In addressing climate change, Goldfajn said the IDB would strive to make it easier to invest in climate mitigation and adaptation, and more ambitiously help countries meet their Paris Agreement goals.
The region currently experiences three times more destructive climate events per decade than 50 years ago. Those events cause about 10 times as much economic damage. “We must be more responsive, agile and creative to deal with them,” he said.
A third priority is investing more in sustainable physical and digital infrastructure to boost regional integration. Between 2008 and 2017, Latin America and the Caribbean put just 2.8% of GDP into infrastructure, half the percentage of East Asian and Pacific countries.
Goldfajn also said he would strive to ensure IDB projects deliver more effective results, with its work driven by data and evidence. In 2021, just 53% of IDB projects with project completion reports received a positive rating from the IDB’s Office of Evaluation and Oversight. “We can do better,” he said.
“In the end, what truly matters is not only how many loans we approve or even how much we lend,” Goldfajn said. “What is paramount is tangible, measurable development impact.”

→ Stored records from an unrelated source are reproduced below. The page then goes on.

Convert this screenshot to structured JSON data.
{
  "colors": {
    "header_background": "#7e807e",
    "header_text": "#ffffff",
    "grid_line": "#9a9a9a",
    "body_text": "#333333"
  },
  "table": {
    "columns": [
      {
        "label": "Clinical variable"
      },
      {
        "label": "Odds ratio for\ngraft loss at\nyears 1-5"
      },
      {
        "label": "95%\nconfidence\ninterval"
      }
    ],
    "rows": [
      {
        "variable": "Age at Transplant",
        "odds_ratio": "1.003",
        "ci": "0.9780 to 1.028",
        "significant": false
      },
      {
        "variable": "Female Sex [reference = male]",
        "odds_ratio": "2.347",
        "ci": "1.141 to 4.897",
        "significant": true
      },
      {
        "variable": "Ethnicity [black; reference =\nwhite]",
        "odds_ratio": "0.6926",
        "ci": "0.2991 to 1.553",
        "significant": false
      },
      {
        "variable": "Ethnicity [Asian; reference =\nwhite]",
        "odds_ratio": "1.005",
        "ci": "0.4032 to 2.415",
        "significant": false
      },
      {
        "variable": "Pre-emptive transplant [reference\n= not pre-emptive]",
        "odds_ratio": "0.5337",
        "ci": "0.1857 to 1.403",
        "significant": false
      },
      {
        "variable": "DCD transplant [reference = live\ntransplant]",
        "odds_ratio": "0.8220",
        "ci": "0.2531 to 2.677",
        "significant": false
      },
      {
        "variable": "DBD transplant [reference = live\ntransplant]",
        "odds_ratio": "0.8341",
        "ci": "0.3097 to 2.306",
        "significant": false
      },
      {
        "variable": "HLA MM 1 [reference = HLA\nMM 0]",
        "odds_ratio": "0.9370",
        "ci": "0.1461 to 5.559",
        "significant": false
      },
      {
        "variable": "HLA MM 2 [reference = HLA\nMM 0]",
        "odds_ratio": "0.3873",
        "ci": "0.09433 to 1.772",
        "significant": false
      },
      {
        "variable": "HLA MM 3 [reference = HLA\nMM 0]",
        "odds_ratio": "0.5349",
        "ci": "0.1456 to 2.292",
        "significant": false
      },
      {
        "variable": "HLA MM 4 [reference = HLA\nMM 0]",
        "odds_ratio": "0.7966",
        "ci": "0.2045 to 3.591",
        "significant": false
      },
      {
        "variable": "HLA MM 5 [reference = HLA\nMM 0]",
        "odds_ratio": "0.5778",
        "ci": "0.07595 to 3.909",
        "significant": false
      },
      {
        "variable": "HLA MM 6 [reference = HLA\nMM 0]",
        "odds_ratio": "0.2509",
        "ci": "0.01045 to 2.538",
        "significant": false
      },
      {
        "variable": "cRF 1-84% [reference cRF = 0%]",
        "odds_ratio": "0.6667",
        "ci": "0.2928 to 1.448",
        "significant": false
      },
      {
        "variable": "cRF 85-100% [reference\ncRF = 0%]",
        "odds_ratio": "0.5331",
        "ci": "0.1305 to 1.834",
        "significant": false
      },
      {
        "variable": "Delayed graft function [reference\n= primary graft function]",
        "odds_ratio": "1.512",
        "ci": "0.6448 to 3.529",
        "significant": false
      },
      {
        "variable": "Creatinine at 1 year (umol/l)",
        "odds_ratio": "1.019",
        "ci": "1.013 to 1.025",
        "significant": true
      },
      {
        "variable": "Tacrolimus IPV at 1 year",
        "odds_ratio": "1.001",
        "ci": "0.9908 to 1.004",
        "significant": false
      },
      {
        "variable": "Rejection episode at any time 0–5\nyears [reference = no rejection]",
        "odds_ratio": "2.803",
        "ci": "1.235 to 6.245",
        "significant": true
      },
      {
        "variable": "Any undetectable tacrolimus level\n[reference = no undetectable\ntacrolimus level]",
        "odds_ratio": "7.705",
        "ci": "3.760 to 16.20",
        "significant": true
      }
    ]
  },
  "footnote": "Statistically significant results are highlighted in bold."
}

Another key to achieving the vision is continuing to grow private-sector operations at IDB Invest and IDB Lab with plans that would unlock their great potential. They would effectively impact development and provide public goods across the region, he said.
He pledged to promote a new approach, making the IDB more cooperative, both within the IDB Group and among partners and stakeholders.
Staff should “feel encouraged and enabled to co-create a better Bank that exceeds our development-effectiveness targets,” he said.
“The IDB’s challenges and the region’s biggest problems weren’t created overnight. We won’t solve them in a day. I ask for your patience and persistence. But we have an incredible opportunity to uplift expectations for the future and to create hope at the outset,” Goldfajn said.
Earlier in the day, the president laid out his priorities in a closed-door speech to IDB employees, where he pledged to foster an environment of openness and trust. “I will appeal to our people’s hopes and aspirations, not to their fears,” he said.